1. **<title>** — `<slug>` — <rationale>
2. **<title>** — `<slug>` — <rationale>
## Link to the updated charts as a search result (not a chart collection anymore). Ask Charlie if you need help with this. (optional)
https://ourworldindata.org/search?datasetProducts=<urlencoded dataset title>
---
## Pending mechanical follow-ups
- <only if any — e.g. "next release date is best-effort", "verify producer's release cadence", source-of-truth caveats>
Strict rules:
- Do not paraphrase the prompt headings — they must match the Slack form character-for-character.
- No code fences around answers — they sit as plain prose under each heading.
- Editorial fields (#6, #7, #8) carry snippet bullets only; the user writes their own answer when filling the Slack form.
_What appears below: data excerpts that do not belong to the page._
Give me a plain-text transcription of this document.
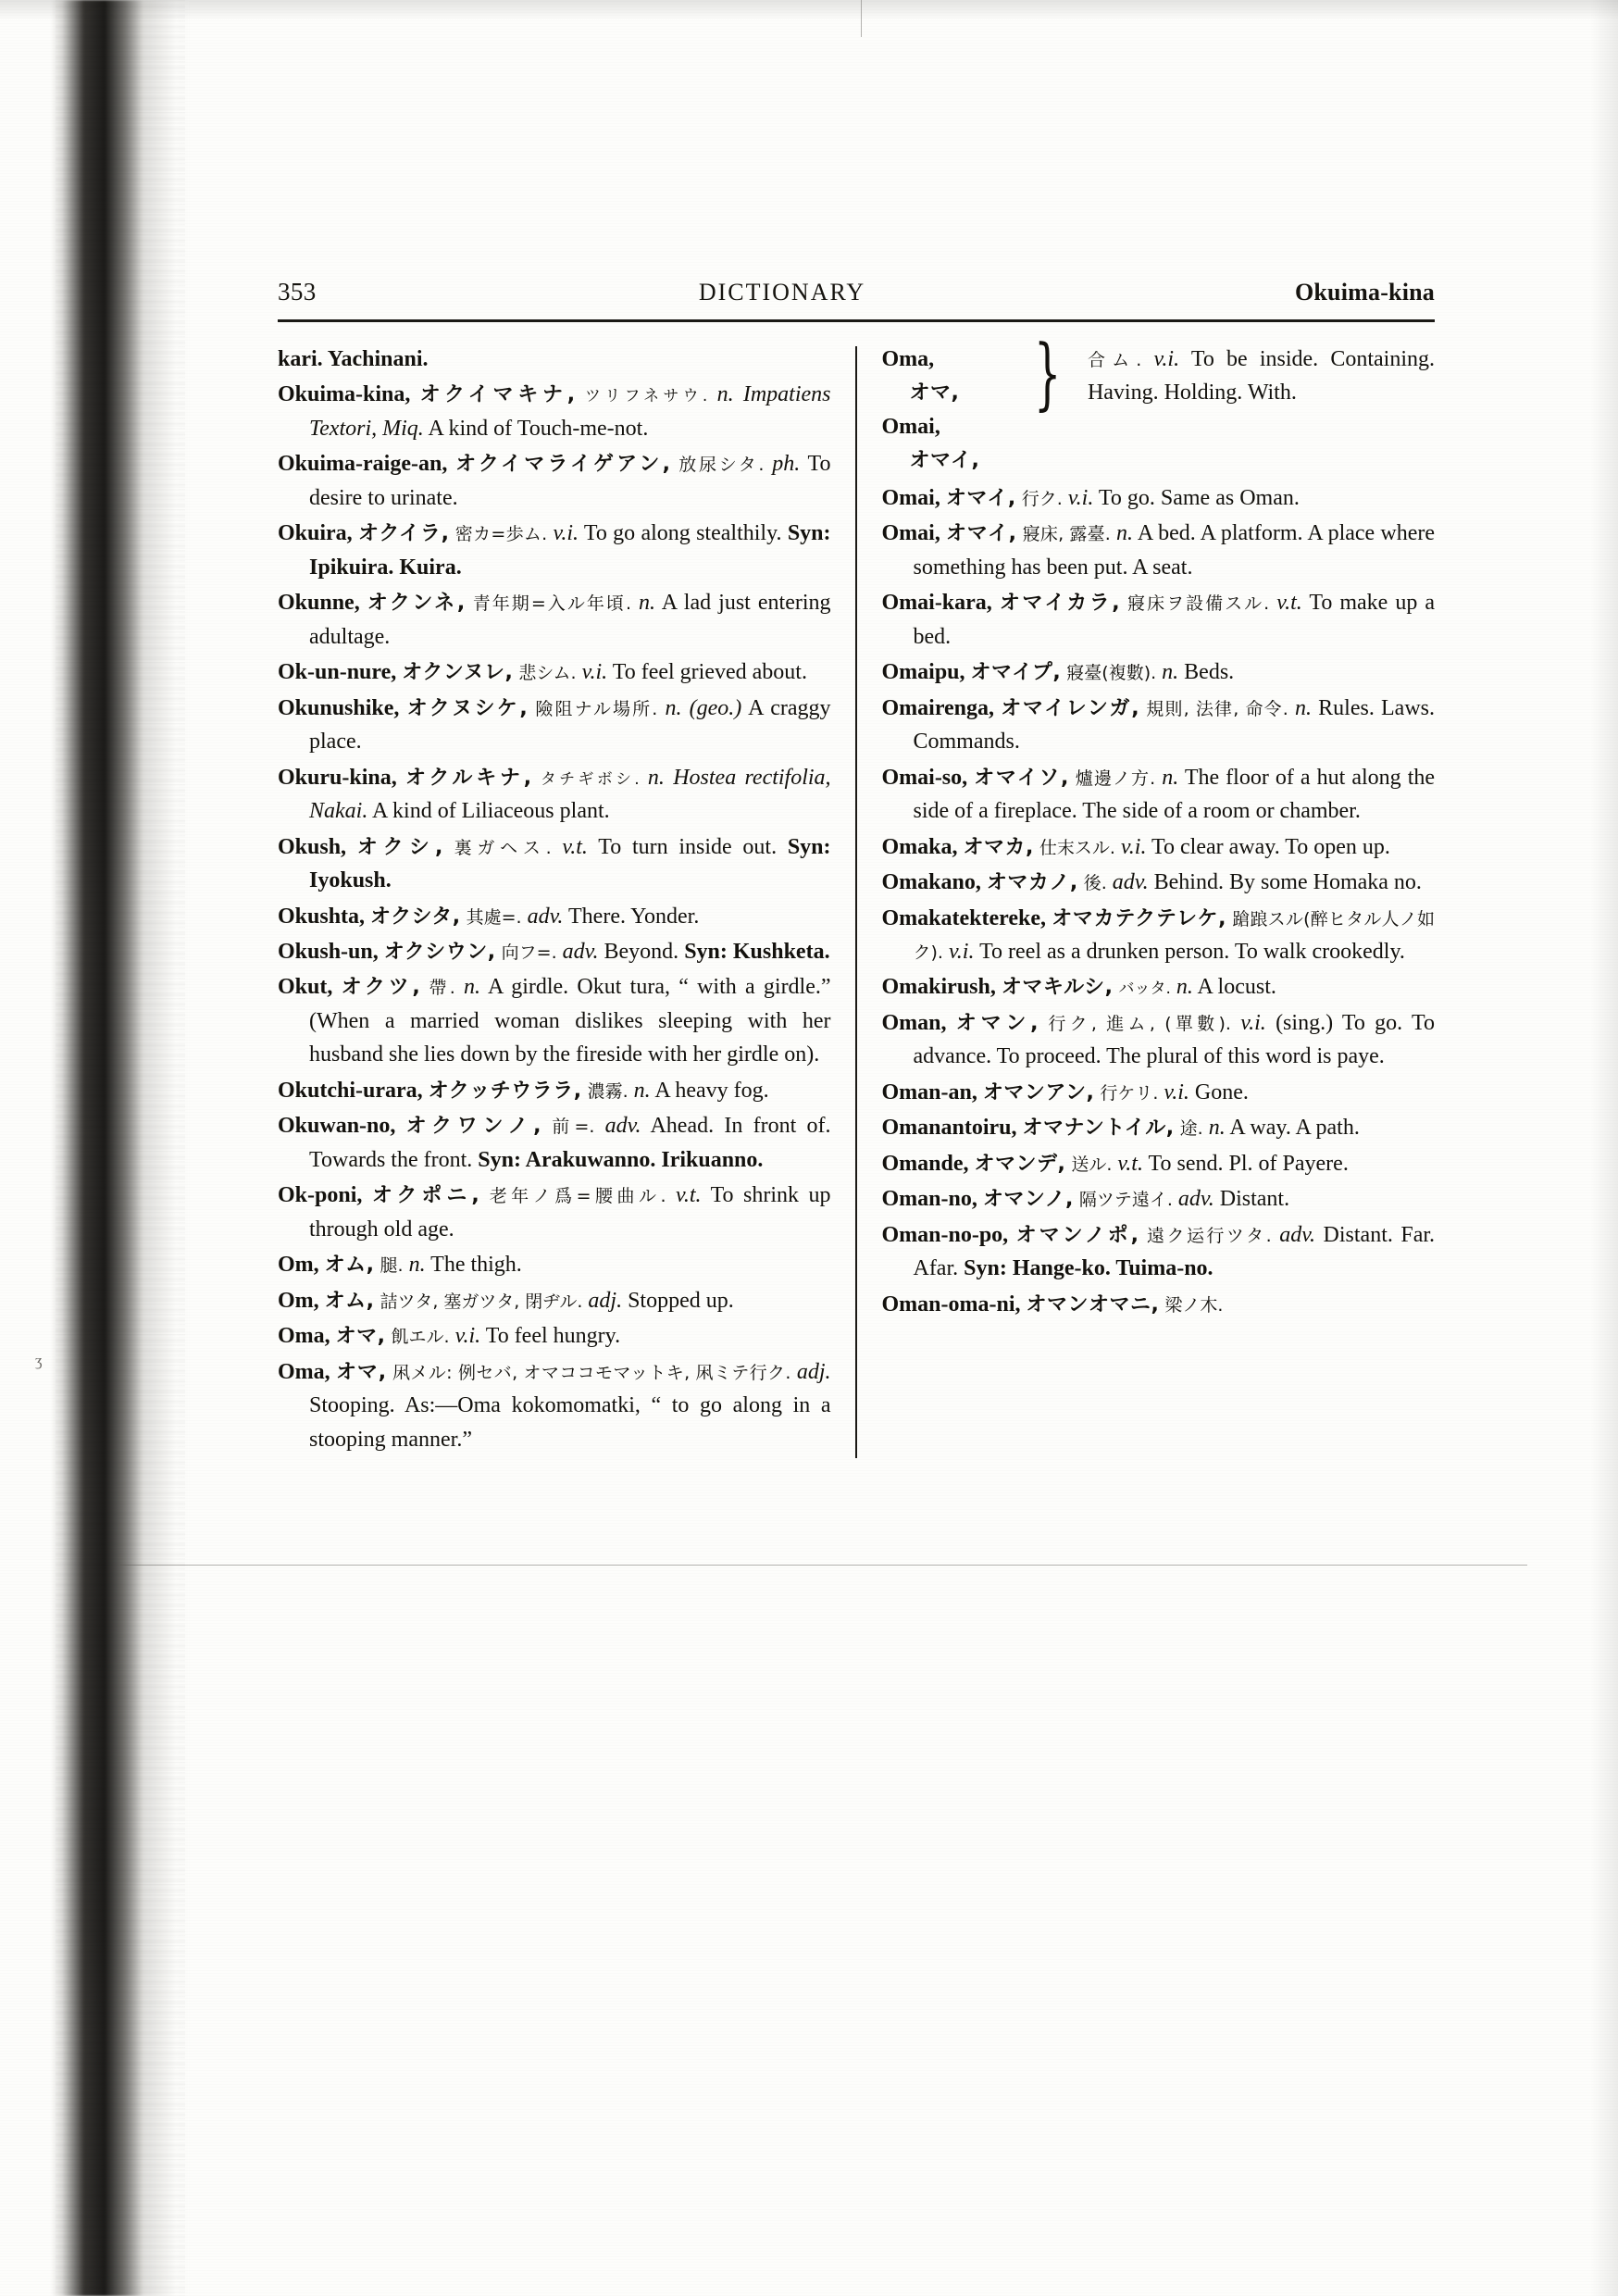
ʒ
353	DICTIONARY	Okuima-kina
kari. Yachinani.
Okuima-kina, オクイマキナ, ツリフネサウ. n. Impatiens Textori, Miq. A kind of Touch-me-not.
Okuima-raige-an, オクイマライゲアン, 放尿シタ. ph. To desire to urinate.
Okuira, オクイラ, 密カ=歩ム. v.i. To go along stealthily. Syn: Ipikuira. Kuira.
Okunne, オクンネ, 青年期=入ル年頃. n. A lad just entering adultage.
Ok-un-nure, オクンヌレ, 悲シム. v.i. To feel grieved about.
Okunushike, オクヌシケ, 險阻ナル場所. n. (geo.) A craggy place.
Okuru-kina, オクルキナ, タチギボシ. n. Hostea rectifolia, Nakai. A kind of Liliaceous plant.
Okush, オクシ, 裏ガヘス. v.t. To turn inside out. Syn: Iyokush.
Okushta, オクシタ, 其處=. adv. There. Yonder.
Okush-un, オクシウン, 向フ=. adv. Beyond. Syn: Kushketa.
Okut, オクツ, 帶. n. A girdle. Okut tura, “ with a girdle.” (When a married woman dislikes sleeping with her husband she lies down by the fireside with her girdle on).
Okutchi-urara, オクッチウララ, 濃霧. n. A heavy fog.
Okuwan-no, オクワンノ, 前=. adv. Ahead. In front of. Towards the front. Syn: Arakuwanno. Irikuanno.
Ok-poni, オクポニ, 老年ノ爲=腰曲ル. v.t. To shrink up through old age.
Om, オム, 腿. n. The thigh.
Om, オム, 詰ツタ, 塞ガツタ, 閉ヂル. adj. Stopped up.
Oma, オマ, 飢エル. v.i. To feel hungry.
Oma, オマ, 凩メル: 例セバ, オマココモマットキ, 凩ミテ行ク. adj. Stooping. As:—Oma kokomomatki, “ to go along in a stooping manner.”
Oma,
オマ,
Omai,
オマイ,
} 合ム. v.i. To be inside. Containing. Having. Holding. With.
Omai, オマイ, 行ク. v.i. To go. Same as Oman.
Omai, オマイ, 寢床, 露臺. n. A bed. A platform. A place where something has been put. A seat.
Omai-kara, オマイカラ, 寢床ヲ設備スル. v.t. To make up a bed.
Omaipu, オマイプ, 寢臺(複數). n. Beds.
Omairenga, オマイレンガ, 規則, 法律, 命令. n. Rules. Laws. Commands.
Omai-so, オマイソ, 爐邊ノ方. n. The floor of a hut along the side of a fireplace. The side of a room or chamber.
Omaka, オマカ, 仕末スル. v.i. To clear away. To open up.
Omakano, オマカノ, 後. adv. Behind. By some Homaka no.
Omakatektereke, オマカテクテレケ, 蹌踉スル(醉ヒタル人ノ如ク). v.i. To reel as a drunken person. To walk crookedly.
Omakirush, オマキルシ, バッタ. n. A locust.
Oman, オマン, 行ク, 進ム, (單數). v.i. (sing.) To go. To advance. To proceed. The plural of this word is paye.
Oman-an, オマンアン, 行ケリ. v.i. Gone.
Omanantoiru, オマナントイル, 途. n. A way. A path.
Omande, オマンデ, 送ル. v.t. To send. Pl. of Payere.
Oman-no, オマンノ, 隔ツテ遠イ. adv. Distant.
Oman-no-po, オマンノポ, 遠ク运行ツタ. adv. Distant. Far. Afar. Syn: Hange-ko. Tuima-no.
Oman-oma-ni, オマンオマニ, 梁ノ木.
- Snippet bullets must be substantive prose, not labelled quotes. Drop source prefixes like "Snapshot description:" — the user shouldn't see them.
- Optional sections (#7, #8, #10) keep their
(optional) suffix.
- Notes about scope corrections, source-of-truth caveats, or branch-version mismatches go below the form under a
## Pending mechanical follow-ups section — never inside the verbatim Slack fields.
Critical rules
- Never invent dates, producer names, or chart counts. If the source is missing or stale, mark
[missing] and stop on that line — don't paper over a gap.
- Published charts only for the chart count. Same rule as
update-dataset step 8.
- Don't write the editorial fields as prose. The user explicitly does not want LLM-voiced "Why we have this data" text — that's exactly the part the human wants to write themselves. Output snippets, not prose.
- Don't post to Slack from the skill. Output a Markdown file and stop. Posting is a human action.
- Use
urllib.parse.quote_plus (not quote) for the search URL — Slack's input expects + for spaces in datasetProducts.
- Always run from a green garden build. If
data/garden/<ns>/<ver>/<sn> doesn't exist, tell the user to run the garden step before retrying. Don't fabricate coverage from the snapshot alone — the garden output is what matters for the Slack post.
Things to avoid
- Don't auto-write the optional caveats / interesting-notes fields with generic prose ("This dataset offers important insights into…"). Leave them as prompts.
- Don't query the staging DB without the
publishedAt IS NOT NULL filter — drafts in the count would mislead.
- Don't use the producer's homepage URL as the search link. The Slack template specifically wants
ourworldindata.org/search?datasetProducts=….
- Don't fold this skill into
update-dataset — keep it standalone so users can invoke it after manual updates too. update-dataset should gather reusable facts in update-context.yml and step 9 should delegate here, not duplicate the Slack rendering logic.
Related
.claude/skills/update-dataset/SKILL.md step 9 — the orchestrator entry point that should call this skill.
.claude/skills/faust-metadata-audit/SKILL.md — reuses the same grapher-channel metadata patterns for chart-view selection.